Three decades ago, 28 lucky bastards snagged the greatest travel deal in history, courtesy of American Airlines.
For a one-time fee of $250k ($560k in 2018 dollars), the “lifetime AAirpass” gave a buyer unlimited first-class travel for life. A companion pass could be purchased for an additional $150k.
Mark Cuban, an early AAirpasser, tells us it was “one of the best purchases [he’s] ever made.”
But the lifetime AAirpass had a fatal flaw: it was too good of a deal — and when American Airlines finally realized that, they set out to revoke the contracts of its top customers by any means necessary.
It was 1981, and American Airlines was in deep sh*t…
American was hit hard by the Airline Deregulation Act of 1978, which left them grappling with new competition, reduced ticket prices, and an evolving industry that threatened to sink them into irrelevancy.
The airline’s newly-elected president, Robert Crandall, was on a mission to “cut American down to the bone” and lead a massive expansion from the ground up.
American needed cash, but interest rates were at a record-high. So, they came up with a different plan: they’d raise capital from their own customer base by selling its wealthiest customers the “ultimate travel perk” — an unlimited first-class ticket for life. The cost: $250k.
“The idea was that firms would buy this for their top performers,” Crandall tells us over the phone. “But as usual, the public is way smarter than any corporation. People immediately figured out we’d made a mistake pricing-wise.”
Life with unlimited travel
Steve Rothstein, a Chicago investment banker, bought his AAirpass (plus companion pass) for a discounted rate of $383k in 1987.
“American Airlines contacted me and said that, based on the amount I traveled, the AAirpass would be a great purchase,” Rothstein tells us. “It was like a bond — but they paid me dividends in air travel instead of cash.”
Over the next 25 years, he proceeded to book more than 10k flights.
He took hundreds of trips to NYC, LA, and SF. He went to London — sometimes a dozen times per month.
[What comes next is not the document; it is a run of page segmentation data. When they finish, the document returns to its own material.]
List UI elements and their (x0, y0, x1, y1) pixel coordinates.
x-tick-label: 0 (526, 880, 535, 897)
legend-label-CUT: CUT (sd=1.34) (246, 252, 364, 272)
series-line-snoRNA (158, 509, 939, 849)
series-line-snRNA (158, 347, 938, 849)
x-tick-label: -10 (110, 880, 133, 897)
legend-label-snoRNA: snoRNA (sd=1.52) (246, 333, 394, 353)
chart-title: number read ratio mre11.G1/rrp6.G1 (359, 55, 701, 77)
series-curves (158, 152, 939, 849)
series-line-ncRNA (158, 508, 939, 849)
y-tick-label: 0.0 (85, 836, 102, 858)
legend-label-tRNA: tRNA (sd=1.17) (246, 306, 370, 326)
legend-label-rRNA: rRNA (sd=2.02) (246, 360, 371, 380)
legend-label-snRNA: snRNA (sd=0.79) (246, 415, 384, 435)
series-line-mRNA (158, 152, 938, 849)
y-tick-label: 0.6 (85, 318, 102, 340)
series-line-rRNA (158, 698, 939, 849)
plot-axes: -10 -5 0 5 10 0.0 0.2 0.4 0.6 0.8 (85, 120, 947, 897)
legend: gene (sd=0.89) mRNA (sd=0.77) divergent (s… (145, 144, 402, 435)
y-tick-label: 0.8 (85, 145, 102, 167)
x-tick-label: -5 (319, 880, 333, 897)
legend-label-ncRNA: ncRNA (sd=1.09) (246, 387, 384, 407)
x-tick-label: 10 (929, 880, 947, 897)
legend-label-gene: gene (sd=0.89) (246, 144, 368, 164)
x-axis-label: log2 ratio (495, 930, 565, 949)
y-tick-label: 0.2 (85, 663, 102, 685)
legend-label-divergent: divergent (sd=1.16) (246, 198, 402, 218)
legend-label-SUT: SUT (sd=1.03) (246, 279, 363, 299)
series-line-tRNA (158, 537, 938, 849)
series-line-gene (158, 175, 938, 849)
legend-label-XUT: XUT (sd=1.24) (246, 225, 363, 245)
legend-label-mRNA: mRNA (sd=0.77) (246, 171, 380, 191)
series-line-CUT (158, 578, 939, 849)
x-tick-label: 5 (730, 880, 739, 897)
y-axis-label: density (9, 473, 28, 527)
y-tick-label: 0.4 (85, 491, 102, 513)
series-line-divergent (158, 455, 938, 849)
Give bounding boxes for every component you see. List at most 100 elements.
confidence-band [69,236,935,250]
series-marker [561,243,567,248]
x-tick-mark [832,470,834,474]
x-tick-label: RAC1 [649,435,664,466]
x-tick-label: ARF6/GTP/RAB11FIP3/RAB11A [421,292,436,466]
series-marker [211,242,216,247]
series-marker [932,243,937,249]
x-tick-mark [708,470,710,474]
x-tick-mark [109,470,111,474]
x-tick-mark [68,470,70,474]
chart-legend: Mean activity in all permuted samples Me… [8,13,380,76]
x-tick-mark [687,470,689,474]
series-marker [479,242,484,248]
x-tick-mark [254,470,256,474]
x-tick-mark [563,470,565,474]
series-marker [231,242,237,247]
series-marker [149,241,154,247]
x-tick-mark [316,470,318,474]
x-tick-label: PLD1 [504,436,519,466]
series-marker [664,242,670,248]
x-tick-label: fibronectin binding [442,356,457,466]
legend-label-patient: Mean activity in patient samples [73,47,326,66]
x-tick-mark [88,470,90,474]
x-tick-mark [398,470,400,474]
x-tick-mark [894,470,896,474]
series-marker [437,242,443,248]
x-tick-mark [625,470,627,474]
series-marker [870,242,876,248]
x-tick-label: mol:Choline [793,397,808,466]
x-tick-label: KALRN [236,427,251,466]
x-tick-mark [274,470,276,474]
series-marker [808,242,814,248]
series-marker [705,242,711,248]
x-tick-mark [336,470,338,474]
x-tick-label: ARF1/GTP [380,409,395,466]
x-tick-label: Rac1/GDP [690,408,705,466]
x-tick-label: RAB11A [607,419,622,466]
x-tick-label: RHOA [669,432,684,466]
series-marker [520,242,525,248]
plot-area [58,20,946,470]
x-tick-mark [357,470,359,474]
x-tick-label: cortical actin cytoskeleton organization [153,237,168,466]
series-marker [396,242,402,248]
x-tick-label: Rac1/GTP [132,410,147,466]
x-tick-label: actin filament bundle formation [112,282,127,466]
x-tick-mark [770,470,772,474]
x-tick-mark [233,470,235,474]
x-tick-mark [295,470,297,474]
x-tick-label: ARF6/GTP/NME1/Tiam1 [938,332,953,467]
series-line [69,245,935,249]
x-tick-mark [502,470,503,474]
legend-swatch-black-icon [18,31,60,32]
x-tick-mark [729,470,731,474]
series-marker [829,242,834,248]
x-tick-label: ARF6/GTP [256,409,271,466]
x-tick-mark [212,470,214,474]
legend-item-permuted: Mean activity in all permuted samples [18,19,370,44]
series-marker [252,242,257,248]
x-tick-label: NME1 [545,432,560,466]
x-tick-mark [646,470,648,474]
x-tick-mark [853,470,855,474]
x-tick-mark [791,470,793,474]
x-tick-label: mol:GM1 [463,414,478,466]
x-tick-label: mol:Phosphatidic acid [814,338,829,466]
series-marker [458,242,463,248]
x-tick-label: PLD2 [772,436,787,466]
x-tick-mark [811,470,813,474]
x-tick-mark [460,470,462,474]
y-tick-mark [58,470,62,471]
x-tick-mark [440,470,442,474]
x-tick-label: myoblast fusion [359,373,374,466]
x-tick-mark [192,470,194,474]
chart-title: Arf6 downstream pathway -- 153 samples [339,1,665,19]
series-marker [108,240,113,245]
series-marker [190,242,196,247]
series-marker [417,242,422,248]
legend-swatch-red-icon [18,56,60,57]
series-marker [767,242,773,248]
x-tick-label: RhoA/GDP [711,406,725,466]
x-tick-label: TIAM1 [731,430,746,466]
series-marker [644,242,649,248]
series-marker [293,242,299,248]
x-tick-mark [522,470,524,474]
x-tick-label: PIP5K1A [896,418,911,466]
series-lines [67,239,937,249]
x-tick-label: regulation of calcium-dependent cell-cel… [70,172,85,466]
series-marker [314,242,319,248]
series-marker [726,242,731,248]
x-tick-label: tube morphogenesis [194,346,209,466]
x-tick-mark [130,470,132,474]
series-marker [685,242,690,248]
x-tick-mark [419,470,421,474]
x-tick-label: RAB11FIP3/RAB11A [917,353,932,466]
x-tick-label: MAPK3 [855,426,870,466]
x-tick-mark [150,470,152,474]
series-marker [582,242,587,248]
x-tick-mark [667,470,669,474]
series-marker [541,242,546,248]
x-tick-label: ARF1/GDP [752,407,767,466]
On occasion, he’d fly up to Ontario just for a sandwich.
In Texas, a direct marketing catalog consultant by the name of Jacques Vroom had the same idea.“
I had never bought anything for $400k in my life,” he tells us. “But I took out a 5-year 12% loan, because I thought it would give me a competitive advantage for life.”Between 1987 and 2012, Vroom flew 40m miles on the airline — including impromptu “jaunts” to Paris or London to have lunch with friends.
But like Rothstein, Vroom placed too much trust in the sanctity of the contract he’d signed. “They used the word ‘unlimited,’ and ‘lifetime,’” he says. “And then, the motherf*ckers took it all away.”
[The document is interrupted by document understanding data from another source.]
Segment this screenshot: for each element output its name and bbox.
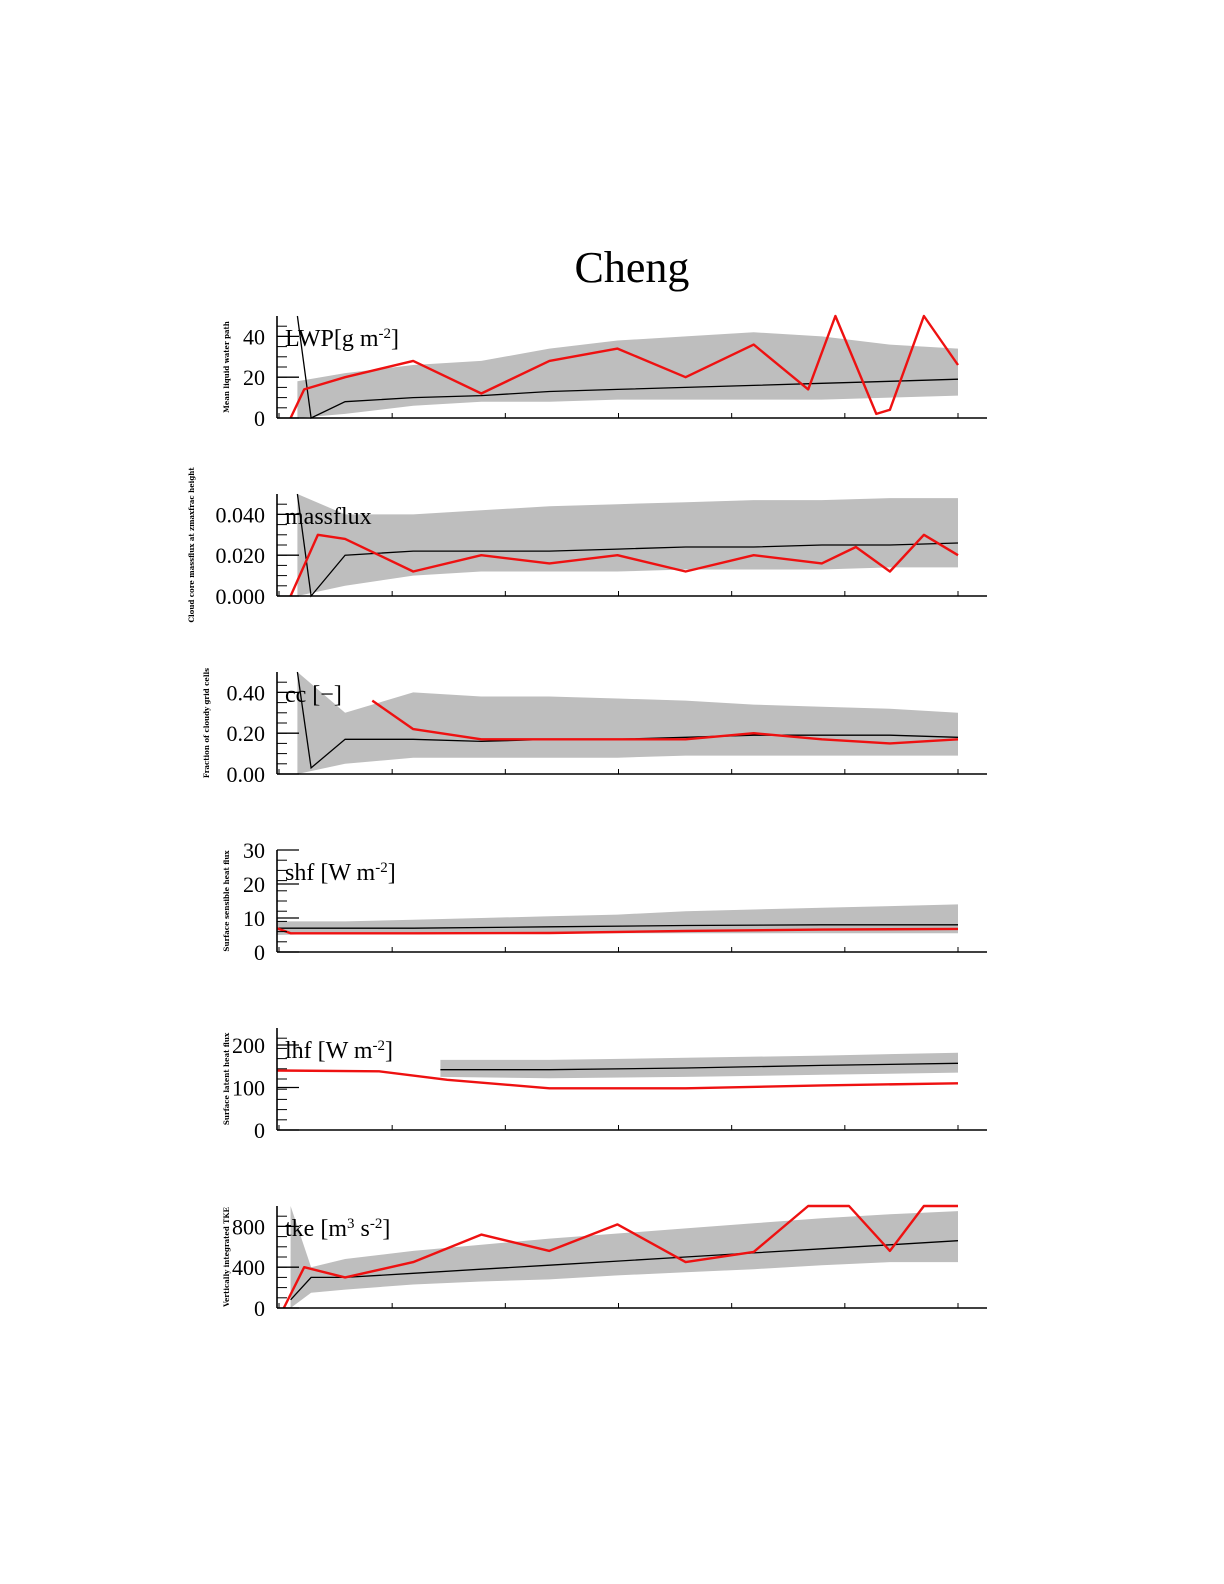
y-tick-label: 10 <box>243 906 265 931</box>
y-tick-label: 0 <box>254 940 265 965</box>
panel-label: tke [m3 s-2] <box>285 1216 390 1242</box>
ensemble-range-band <box>290 1206 959 1308</box>
panel-label: lhf [W m-2] <box>285 1038 393 1064</box>
y-tick-label: 0 <box>254 406 265 431</box>
y-tick-label: 0.20 <box>227 721 266 746</box>
y-tick-label: 30 <box>243 838 265 863</box>
y-tick-label: 0.40 <box>227 680 266 705</box>
model-line <box>276 927 959 935</box>
chart-panel-4: 0 10 20 30 shf [W m-2] Surface sensible heat … <box>222 838 987 965</box>
y-tick-label: 0.020 <box>216 543 266 568</box>
chart-panel-5: 0 100 200 lhf [W m-2] Surface latent heat fl… <box>222 1028 987 1143</box>
ensemble-range-band <box>297 672 958 774</box>
chart-panel-1: 0 20 40 LWP[g m-2] Mean liquid water path <box>222 314 987 431</box>
chart-panel-3: 0.00 0.20 0.40 cc [−] Fraction of cloudy gri… <box>202 668 987 787</box>
y-tick-label: 800 <box>232 1214 265 1239</box>
y-tick-label: 0 <box>254 1296 265 1321</box>
panel-label: massflux <box>285 504 372 530</box>
model-line <box>289 533 959 597</box>
ensemble-mean-line <box>277 924 958 929</box>
model-line <box>371 699 959 745</box>
ensemble-mean-line <box>296 315 959 419</box>
y-axis-title: Fraction of cloudy grid cells <box>202 668 211 778</box>
panel-label: LWP[g m-2] <box>285 326 399 352</box>
ensemble-range-band <box>440 1052 958 1079</box>
model-line <box>289 314 959 419</box>
chart-panel-6: 0 400 800 tke [m3 s-2] Vertically integrated… <box>222 1204 987 1321</box>
y-tick-label: 200 <box>232 1033 265 1058</box>
panel-label: cc [−] <box>285 682 342 708</box>
figure-title: Cheng <box>575 243 690 292</box>
y-tick-label: 20 <box>243 365 265 390</box>
y-axis-title: Vertically integrated TKE <box>222 1207 231 1308</box>
y-tick-label: 0.000 <box>216 584 266 609</box>
y-tick-label: 0.040 <box>216 502 266 527</box>
y-tick-label: 40 <box>243 324 265 349</box>
y-tick-label: 0 <box>254 1118 265 1143</box>
y-tick-label: 0.00 <box>227 762 266 787</box>
y-tick-label: 20 <box>243 872 265 897</box>
y-axis-title: Cloud core massflux at zmaxfrac height <box>187 467 196 623</box>
y-axis-title: Mean liquid water path <box>222 321 231 413</box>
y-tick-label: 400 <box>232 1255 265 1280</box>
ensemble-range-band <box>297 494 958 596</box>
chart-panel-2: 0.000 0.020 0.040 massflux Cloud core massfl… <box>187 467 987 623</box>
y-axis-title: Surface latent heat flux <box>222 1032 231 1125</box>
model-line <box>276 1069 959 1090</box>
y-axis-title: Surface sensible heat flux <box>222 850 231 952</box>
ensemble-mean-line <box>440 1062 959 1071</box>
panel-label: shf [W m-2] <box>285 860 396 886</box>
model-line <box>282 1204 958 1309</box>
ensemble-mean-line <box>296 493 959 598</box>
y-tick-label: 100 <box>232 1076 265 1101</box>
ensemble-mean-line <box>290 1240 959 1301</box>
Yeahhh, about that promise…
Decades later, in 2007, American once again found itself in financial straits.The company’s “revenue integrity team” found that the top AAirpass users — Steve Rothstein and Jacques Vroom — were costing the airline $1m per year in taxes, fees, and lost revenue.
It didn’t take long for the airline to find reasons to revoke the duo’s passes: turns out, Rothstein had made 3k reservations in a span of 4 years and canceled 2.5k of them; Vroom was booking flights for strangers and allegedly accepting payment for tickets.
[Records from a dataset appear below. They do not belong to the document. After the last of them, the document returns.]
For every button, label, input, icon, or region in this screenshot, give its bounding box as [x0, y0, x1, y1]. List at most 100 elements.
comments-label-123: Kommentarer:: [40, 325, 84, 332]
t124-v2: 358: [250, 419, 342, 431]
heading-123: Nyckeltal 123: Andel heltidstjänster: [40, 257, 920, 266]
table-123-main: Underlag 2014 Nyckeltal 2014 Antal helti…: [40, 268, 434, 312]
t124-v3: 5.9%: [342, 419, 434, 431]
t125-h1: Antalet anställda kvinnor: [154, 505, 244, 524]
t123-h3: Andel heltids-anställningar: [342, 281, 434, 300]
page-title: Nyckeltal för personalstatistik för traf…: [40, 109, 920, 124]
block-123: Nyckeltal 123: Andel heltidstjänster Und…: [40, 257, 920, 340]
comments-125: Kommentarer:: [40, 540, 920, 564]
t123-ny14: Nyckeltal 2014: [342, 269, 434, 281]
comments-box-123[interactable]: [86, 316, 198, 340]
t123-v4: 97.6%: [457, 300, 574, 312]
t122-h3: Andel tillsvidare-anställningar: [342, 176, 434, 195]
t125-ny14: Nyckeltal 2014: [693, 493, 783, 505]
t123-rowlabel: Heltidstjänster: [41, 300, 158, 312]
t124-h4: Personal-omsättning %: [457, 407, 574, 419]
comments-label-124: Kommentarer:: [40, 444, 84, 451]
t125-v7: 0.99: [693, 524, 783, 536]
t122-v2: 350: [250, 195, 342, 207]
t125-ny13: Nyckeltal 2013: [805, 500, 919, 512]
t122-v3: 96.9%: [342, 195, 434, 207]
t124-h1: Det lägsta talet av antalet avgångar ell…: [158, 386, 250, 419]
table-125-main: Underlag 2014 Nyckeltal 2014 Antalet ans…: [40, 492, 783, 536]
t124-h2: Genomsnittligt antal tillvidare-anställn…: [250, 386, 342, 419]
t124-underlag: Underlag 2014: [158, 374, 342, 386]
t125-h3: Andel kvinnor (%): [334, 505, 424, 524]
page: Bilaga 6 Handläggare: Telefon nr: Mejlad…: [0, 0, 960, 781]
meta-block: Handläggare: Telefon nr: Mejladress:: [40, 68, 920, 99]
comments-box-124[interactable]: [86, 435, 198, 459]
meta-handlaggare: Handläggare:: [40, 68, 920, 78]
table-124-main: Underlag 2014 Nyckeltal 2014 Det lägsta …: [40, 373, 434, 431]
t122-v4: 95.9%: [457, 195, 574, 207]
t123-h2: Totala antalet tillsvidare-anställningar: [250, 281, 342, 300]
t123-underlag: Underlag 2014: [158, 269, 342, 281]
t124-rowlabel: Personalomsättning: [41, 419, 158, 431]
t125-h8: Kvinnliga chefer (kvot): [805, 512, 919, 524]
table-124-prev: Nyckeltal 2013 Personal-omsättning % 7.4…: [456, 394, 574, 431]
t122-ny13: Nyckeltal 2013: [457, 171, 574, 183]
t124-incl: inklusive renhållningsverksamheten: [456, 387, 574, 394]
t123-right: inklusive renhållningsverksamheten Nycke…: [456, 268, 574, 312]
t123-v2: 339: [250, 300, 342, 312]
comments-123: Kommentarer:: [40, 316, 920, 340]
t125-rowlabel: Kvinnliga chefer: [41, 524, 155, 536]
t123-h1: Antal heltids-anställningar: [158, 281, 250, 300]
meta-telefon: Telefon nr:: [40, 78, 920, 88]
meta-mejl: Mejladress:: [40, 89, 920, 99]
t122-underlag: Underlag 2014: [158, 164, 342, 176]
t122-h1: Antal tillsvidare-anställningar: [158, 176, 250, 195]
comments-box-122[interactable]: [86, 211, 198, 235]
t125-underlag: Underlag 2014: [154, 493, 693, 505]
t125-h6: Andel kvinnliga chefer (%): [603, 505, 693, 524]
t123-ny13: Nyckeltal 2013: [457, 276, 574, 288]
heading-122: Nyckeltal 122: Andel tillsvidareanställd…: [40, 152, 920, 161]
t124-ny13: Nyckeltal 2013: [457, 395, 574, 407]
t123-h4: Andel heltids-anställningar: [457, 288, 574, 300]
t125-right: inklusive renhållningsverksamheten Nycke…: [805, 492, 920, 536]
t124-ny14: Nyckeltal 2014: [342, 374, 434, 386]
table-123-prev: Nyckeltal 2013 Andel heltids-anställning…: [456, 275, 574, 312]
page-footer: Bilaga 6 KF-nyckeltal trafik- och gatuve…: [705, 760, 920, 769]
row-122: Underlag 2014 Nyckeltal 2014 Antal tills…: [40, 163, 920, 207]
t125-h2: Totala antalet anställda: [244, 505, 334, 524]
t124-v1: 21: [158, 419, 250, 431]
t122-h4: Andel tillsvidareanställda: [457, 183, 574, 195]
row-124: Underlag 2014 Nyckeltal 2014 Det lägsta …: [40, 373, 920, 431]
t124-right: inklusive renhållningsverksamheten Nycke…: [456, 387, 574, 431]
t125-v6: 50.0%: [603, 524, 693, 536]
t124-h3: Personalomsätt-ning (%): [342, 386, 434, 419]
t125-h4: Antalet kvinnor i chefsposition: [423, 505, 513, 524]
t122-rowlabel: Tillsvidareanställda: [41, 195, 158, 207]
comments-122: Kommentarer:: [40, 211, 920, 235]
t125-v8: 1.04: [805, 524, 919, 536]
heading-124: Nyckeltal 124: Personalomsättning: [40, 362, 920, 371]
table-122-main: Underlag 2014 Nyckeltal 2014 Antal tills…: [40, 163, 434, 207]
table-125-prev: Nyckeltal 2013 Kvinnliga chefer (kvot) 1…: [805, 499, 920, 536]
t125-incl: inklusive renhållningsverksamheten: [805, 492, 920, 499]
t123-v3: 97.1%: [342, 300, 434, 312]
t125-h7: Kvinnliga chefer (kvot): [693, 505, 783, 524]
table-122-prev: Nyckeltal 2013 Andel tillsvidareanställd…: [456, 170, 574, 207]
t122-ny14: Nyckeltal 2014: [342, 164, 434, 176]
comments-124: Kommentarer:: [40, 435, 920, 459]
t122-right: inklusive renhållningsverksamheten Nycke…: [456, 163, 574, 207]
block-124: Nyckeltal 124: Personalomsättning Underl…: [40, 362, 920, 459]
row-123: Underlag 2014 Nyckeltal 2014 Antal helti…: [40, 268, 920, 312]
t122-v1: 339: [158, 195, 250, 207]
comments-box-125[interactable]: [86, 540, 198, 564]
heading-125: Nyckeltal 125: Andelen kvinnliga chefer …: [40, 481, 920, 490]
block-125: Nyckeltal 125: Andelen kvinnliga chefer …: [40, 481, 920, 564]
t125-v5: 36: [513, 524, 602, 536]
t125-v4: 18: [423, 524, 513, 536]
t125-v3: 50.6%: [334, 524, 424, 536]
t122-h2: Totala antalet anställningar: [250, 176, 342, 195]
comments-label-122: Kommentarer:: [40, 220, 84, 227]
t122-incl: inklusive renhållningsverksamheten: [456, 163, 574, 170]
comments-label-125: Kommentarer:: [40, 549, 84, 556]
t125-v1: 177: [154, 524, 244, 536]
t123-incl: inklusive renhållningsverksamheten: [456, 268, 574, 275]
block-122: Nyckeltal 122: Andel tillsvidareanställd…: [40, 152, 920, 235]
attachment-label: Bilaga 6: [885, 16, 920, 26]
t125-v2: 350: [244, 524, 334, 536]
Neither of these practices was barred in the original contract, but American Airlines categorized them as “fraudulent activity,” and formed an elaborate operation to void the contracts.
In 2008, both men were cornered while boarding flights, stripped of their passes, and told they’d never fly on the airline again.
Rothstein and Vroom both filed lawsuits against American Airlines for the wrongful termination of their contracts — but they were outmatched by the airline’s “bazillion lawyers.” Then, American filed for Chapter 11 bankruptcy, catapulting the case into an indefinite legal limbo.
The corporation versus the “little” millionaire
Today, neither Rothstein nor Vroom has recovered his AAirpass. A third customer also had his pass revoked in 2008; the other 25, including Mark Cuban’s, remain valid.
Now a substitute teacher in Dallas, Vroom has a theory. “American was hurting, and went after the most vulnerable AAirpass holders to free up cash — people they knew couldn’t fight back,” he says.
American Airlines declined to comment on this theory, or the program in general.Rothstein’s a bit more conclusive about the whole thing: “I wish I’d never bought the thing,” he says.
On the walls of his New York office sits a 1998 letter from Robert Crandall, the ex-President of American Airlines: “You can count on us to… honor the deal, far into the future.”
Crandall has a different outlook on the situation: “I assume they were cheaters,” he tells us. “If they were cheaters, they deserved it.”